The developer than has to find the info at https://cta-redmine.irap.omp.eu/projects/gammalib/wiki/Contributing_to_GammaLib#Running-unit-tests to know to open up the test/reports/GModel.xml
file, which looks like this:
https://gist.github.com/cdeil/8406019
Then he has to parse this XML file to find the <failure>
element:
<testcase assertions="" classname="GModel" name="Test GModelPar: Test rescaling: Test if 1 is within 1 +/- 1e-10" status="" time="0" /> <testcase assertions="" classname="GModel" name="Test GModelPar: Test rescaling: Test if 1 is within 42 +/- 1e-10" status="" time="0"> <failure message="Value 1 not within 42 +/- 1e-10 (value-expected = -41)." type="" /> </testcase> <testcase assertions="" classname="GModel" name="Test GModelPar: Test rescaling: Test if 1 is within 1 +/- 1e-10" status="" time="0" />
And then he has to search to test/test_GModel.cpp
file to find the test case corresponding to Test GModelPar: Test rescaling
and then try to figure out which test_value
call failed.
(Note: no file name or line number in the XML report file.)
In HESS we are using googletest
which provides a much nicer experience.
It tells the developer very clearly on the console where the error occured and what the problem was, see e.g. this introduction:
http://www.ibm.com/developerworks/aix/library/au-googletestingframework.html
Another feature that is super-useful for developers is to be able to select the tests to run:
https://code.google.com/p/googletest/wiki/AdvancedGuide#Selecting_Tests
My suggestion would be to switch to GoogleTest in GammaLib.

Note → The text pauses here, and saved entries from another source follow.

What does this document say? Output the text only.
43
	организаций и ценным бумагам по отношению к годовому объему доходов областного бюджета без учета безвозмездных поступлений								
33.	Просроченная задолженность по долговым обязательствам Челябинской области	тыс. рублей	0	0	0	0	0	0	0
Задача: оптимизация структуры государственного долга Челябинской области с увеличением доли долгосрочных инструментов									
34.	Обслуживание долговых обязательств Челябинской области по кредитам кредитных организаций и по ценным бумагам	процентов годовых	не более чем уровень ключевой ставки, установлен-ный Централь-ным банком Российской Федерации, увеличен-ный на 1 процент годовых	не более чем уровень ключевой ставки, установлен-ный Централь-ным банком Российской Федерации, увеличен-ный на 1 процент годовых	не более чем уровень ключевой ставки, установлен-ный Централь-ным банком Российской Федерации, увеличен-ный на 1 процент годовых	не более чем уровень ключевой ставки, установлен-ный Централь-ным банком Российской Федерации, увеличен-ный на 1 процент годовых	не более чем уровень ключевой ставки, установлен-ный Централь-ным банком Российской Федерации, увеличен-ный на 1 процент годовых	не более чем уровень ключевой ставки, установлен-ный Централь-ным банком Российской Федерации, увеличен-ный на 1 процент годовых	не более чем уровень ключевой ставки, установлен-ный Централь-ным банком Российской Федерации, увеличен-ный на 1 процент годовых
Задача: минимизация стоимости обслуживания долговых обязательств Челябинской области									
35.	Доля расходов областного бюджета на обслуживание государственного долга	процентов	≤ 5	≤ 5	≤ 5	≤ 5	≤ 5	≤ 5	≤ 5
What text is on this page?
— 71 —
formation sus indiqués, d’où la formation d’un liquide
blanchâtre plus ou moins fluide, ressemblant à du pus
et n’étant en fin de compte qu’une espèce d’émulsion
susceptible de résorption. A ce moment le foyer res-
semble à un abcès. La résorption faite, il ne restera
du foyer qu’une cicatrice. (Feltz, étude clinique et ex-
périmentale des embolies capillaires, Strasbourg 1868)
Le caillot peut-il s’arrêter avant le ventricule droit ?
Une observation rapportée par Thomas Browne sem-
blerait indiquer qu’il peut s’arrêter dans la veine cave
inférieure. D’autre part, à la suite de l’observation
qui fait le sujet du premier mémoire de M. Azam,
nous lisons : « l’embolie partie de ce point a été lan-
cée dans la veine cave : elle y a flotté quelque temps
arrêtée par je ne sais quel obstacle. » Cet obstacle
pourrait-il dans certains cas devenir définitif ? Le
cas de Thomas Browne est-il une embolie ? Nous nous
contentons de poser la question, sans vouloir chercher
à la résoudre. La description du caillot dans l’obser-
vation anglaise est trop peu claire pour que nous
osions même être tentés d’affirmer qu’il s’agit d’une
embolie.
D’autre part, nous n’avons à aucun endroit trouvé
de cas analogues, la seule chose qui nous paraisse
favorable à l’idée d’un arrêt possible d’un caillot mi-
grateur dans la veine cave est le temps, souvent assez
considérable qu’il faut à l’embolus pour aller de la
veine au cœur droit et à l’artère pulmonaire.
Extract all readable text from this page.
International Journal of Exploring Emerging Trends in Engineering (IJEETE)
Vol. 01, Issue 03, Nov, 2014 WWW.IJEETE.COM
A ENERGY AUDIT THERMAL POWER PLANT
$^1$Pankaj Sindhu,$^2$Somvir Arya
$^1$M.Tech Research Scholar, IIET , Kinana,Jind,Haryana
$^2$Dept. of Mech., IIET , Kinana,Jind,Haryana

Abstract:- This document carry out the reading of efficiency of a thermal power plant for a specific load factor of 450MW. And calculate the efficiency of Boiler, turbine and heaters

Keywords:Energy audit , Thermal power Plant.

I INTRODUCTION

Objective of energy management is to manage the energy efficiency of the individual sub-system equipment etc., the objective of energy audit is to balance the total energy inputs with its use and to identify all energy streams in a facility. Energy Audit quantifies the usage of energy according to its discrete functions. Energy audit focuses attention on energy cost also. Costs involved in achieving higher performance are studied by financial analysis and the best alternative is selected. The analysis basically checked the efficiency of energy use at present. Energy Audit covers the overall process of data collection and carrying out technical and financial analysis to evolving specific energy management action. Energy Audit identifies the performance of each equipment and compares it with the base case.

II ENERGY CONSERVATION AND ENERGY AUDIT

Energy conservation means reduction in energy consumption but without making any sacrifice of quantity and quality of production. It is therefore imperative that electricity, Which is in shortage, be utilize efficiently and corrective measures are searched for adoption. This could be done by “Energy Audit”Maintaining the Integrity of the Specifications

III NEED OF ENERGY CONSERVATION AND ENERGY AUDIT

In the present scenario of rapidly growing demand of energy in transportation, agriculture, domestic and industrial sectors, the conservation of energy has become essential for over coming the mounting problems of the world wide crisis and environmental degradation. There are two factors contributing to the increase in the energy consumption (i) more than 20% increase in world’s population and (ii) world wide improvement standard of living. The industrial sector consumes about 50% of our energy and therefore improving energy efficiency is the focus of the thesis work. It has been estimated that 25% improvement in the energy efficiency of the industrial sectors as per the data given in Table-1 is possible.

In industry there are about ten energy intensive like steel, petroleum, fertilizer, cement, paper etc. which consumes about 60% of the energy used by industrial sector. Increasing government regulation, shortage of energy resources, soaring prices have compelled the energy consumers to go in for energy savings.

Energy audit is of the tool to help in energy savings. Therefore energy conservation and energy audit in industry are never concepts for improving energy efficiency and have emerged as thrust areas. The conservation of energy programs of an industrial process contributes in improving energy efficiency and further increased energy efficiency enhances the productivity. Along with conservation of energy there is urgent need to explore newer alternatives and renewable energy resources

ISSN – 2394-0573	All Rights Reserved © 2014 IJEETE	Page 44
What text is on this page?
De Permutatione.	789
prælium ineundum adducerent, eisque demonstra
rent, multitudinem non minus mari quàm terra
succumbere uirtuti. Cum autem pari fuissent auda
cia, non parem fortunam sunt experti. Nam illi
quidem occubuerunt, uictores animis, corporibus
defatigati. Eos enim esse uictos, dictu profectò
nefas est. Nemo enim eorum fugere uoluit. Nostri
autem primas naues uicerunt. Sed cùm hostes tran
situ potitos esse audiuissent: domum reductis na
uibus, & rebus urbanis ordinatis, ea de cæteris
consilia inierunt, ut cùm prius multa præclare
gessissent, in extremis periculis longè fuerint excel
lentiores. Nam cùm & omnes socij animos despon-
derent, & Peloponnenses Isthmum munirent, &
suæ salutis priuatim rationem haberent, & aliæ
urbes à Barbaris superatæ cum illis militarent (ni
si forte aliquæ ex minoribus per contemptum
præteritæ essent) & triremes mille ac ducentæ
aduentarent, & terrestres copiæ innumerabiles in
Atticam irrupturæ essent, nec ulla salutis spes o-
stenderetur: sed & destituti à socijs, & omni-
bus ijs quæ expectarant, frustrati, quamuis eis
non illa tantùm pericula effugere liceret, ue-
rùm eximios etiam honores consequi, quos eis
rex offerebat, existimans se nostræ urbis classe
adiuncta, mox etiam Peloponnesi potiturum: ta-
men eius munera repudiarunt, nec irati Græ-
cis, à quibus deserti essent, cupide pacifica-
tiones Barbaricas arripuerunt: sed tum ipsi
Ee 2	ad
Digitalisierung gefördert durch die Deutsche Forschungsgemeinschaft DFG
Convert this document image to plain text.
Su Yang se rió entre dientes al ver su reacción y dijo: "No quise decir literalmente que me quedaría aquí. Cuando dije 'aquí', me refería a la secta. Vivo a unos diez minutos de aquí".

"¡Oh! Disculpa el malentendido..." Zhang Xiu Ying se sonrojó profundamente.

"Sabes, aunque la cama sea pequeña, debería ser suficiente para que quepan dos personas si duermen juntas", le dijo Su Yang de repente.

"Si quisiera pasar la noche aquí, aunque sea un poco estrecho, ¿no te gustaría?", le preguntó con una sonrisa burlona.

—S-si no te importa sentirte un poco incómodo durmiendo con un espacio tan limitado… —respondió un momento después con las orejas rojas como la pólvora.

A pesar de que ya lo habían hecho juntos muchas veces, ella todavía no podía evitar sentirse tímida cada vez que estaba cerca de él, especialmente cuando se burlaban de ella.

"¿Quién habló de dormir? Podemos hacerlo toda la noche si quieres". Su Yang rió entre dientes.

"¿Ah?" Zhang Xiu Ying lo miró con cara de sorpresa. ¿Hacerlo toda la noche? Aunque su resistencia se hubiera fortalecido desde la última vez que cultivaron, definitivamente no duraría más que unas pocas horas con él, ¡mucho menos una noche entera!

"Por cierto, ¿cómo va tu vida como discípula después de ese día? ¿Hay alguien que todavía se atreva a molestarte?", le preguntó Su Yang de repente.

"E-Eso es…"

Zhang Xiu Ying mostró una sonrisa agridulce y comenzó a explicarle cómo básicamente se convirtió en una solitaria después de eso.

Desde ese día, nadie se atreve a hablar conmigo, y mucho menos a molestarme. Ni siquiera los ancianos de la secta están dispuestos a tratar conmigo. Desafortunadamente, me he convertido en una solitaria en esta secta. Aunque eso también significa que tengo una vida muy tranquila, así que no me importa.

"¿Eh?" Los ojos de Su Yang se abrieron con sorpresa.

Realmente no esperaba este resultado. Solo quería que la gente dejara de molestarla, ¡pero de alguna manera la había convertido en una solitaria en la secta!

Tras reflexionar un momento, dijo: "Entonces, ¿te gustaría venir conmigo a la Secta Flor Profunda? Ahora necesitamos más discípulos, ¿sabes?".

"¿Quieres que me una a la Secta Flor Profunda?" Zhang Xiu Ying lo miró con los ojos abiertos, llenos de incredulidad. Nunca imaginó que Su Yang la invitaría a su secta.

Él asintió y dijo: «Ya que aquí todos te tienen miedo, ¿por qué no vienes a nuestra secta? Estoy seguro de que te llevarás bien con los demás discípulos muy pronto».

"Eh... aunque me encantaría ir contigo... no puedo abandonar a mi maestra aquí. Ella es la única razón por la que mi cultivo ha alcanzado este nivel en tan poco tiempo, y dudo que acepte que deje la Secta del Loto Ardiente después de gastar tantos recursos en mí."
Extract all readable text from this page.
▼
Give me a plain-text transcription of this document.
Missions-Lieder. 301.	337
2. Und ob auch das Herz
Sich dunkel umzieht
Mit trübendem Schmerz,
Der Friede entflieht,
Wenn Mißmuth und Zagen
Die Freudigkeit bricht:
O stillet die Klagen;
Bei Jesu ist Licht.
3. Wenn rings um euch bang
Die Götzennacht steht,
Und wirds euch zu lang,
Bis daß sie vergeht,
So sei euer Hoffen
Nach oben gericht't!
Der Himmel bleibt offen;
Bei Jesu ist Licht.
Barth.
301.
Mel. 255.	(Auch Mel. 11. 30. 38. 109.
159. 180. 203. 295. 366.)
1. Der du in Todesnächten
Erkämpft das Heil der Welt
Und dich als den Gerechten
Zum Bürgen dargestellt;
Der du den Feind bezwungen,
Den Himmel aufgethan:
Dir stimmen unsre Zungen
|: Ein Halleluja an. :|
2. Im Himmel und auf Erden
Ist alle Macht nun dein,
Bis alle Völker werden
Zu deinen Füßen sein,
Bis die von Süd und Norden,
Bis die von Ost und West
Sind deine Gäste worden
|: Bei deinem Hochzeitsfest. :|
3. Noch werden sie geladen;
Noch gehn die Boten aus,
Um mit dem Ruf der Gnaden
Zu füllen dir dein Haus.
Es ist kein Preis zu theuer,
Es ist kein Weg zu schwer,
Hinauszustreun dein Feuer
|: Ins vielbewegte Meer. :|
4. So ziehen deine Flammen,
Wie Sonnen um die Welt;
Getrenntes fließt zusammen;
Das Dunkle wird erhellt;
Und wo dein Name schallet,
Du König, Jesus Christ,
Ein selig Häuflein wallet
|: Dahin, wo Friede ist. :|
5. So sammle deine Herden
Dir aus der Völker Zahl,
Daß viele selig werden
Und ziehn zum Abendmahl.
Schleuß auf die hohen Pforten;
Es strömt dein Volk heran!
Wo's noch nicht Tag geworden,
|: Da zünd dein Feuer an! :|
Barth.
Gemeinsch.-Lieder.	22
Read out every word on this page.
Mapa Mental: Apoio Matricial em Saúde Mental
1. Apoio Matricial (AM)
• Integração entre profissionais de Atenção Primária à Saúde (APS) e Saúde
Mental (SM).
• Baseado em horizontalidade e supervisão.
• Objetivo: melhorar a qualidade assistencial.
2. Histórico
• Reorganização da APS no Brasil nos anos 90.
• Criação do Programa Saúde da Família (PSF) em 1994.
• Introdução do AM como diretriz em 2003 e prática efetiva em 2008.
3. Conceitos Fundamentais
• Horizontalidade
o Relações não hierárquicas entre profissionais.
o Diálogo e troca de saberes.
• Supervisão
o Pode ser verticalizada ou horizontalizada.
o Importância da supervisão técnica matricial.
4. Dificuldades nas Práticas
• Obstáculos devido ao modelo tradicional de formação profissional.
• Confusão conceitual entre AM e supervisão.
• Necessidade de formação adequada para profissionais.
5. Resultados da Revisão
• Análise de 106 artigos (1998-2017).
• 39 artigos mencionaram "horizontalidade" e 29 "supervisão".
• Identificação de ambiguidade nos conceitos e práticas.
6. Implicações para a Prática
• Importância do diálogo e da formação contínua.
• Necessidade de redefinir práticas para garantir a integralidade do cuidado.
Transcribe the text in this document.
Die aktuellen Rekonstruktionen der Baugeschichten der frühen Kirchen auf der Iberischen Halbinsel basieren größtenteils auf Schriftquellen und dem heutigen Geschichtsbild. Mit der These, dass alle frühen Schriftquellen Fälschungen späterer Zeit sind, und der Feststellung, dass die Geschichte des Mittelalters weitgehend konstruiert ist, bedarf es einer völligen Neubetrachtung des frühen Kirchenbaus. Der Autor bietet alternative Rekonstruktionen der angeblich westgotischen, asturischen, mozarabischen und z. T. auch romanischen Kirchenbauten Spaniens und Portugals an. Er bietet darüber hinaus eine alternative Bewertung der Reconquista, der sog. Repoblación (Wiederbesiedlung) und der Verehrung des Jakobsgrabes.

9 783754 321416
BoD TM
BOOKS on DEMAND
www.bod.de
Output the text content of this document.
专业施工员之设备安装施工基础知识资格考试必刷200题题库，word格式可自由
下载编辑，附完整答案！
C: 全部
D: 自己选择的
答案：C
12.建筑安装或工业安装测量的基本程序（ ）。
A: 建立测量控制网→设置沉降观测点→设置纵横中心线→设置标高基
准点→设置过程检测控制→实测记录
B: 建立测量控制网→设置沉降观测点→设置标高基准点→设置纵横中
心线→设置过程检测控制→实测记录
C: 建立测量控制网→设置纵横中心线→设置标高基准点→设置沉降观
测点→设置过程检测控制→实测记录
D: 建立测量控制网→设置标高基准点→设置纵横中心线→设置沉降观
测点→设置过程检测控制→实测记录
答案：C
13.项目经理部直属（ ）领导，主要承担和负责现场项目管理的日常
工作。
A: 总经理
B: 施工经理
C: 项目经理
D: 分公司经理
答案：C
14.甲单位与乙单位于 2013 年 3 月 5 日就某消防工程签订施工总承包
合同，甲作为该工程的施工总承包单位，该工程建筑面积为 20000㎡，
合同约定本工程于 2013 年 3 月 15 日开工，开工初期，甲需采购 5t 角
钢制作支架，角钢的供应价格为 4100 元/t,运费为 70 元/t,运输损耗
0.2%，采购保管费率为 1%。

It is feature-complete (e.g. it also contains XML test report output as the GammaLib test classes do) and almost completely bug-free (because it’s been tested by millions of users for years) and could e.g. be used for all CTA C++ projects, making test-driven development of CTA software (including GammaLib / ctools) a pleasure.
:-)
Recurrence
No recurrence.
History
#1 Updated by Knödlseder Jürgen almost 11 years ago
The actual test suite was geared towards continuous integration, not the developers The actual format is a standard for tools like Jenkins or Sonar, but I agree that it’s not very human readable. We may think about an extension or other option for developers.
#2 Updated by Knödlseder Jürgen almost 11 years ago
- % Done changed from 0 to 10
I just found out how to run a single unit test. This is pretty easy:
env TESTS="test_python.py" make -e check
runs only the Python test. See https://cta-redmine.irap.omp.eu/projects/gammalib/wiki/Contributing_to_GammaLib#Running-only-a-subset-of-the-unit-tests
#3 Updated by Knödlseder Jürgen almost 11 years ago
- Status changed from New to In Progress
#4 Updated by Deil Christoph over 10 years ago
By now I have a lot of experience with GoogleTest for C++ (https://code.google.com/p/googletest/) and pytest (http://pytest.org/latest/) for Python and I think implementing this would be the best contribution I can make for Gammalib this summer before the 1.0 release.
I think those are the best packages for C++ / Python and using those would be a huge improvement over the current hand-written Gammalib testing framework:
- Small, can be bundled in the repo (no extra dependency)
- Can be used everywhere in CTA (no extra learning effort for devs)
- Many more features (test writing, running, debugging) and better documentation.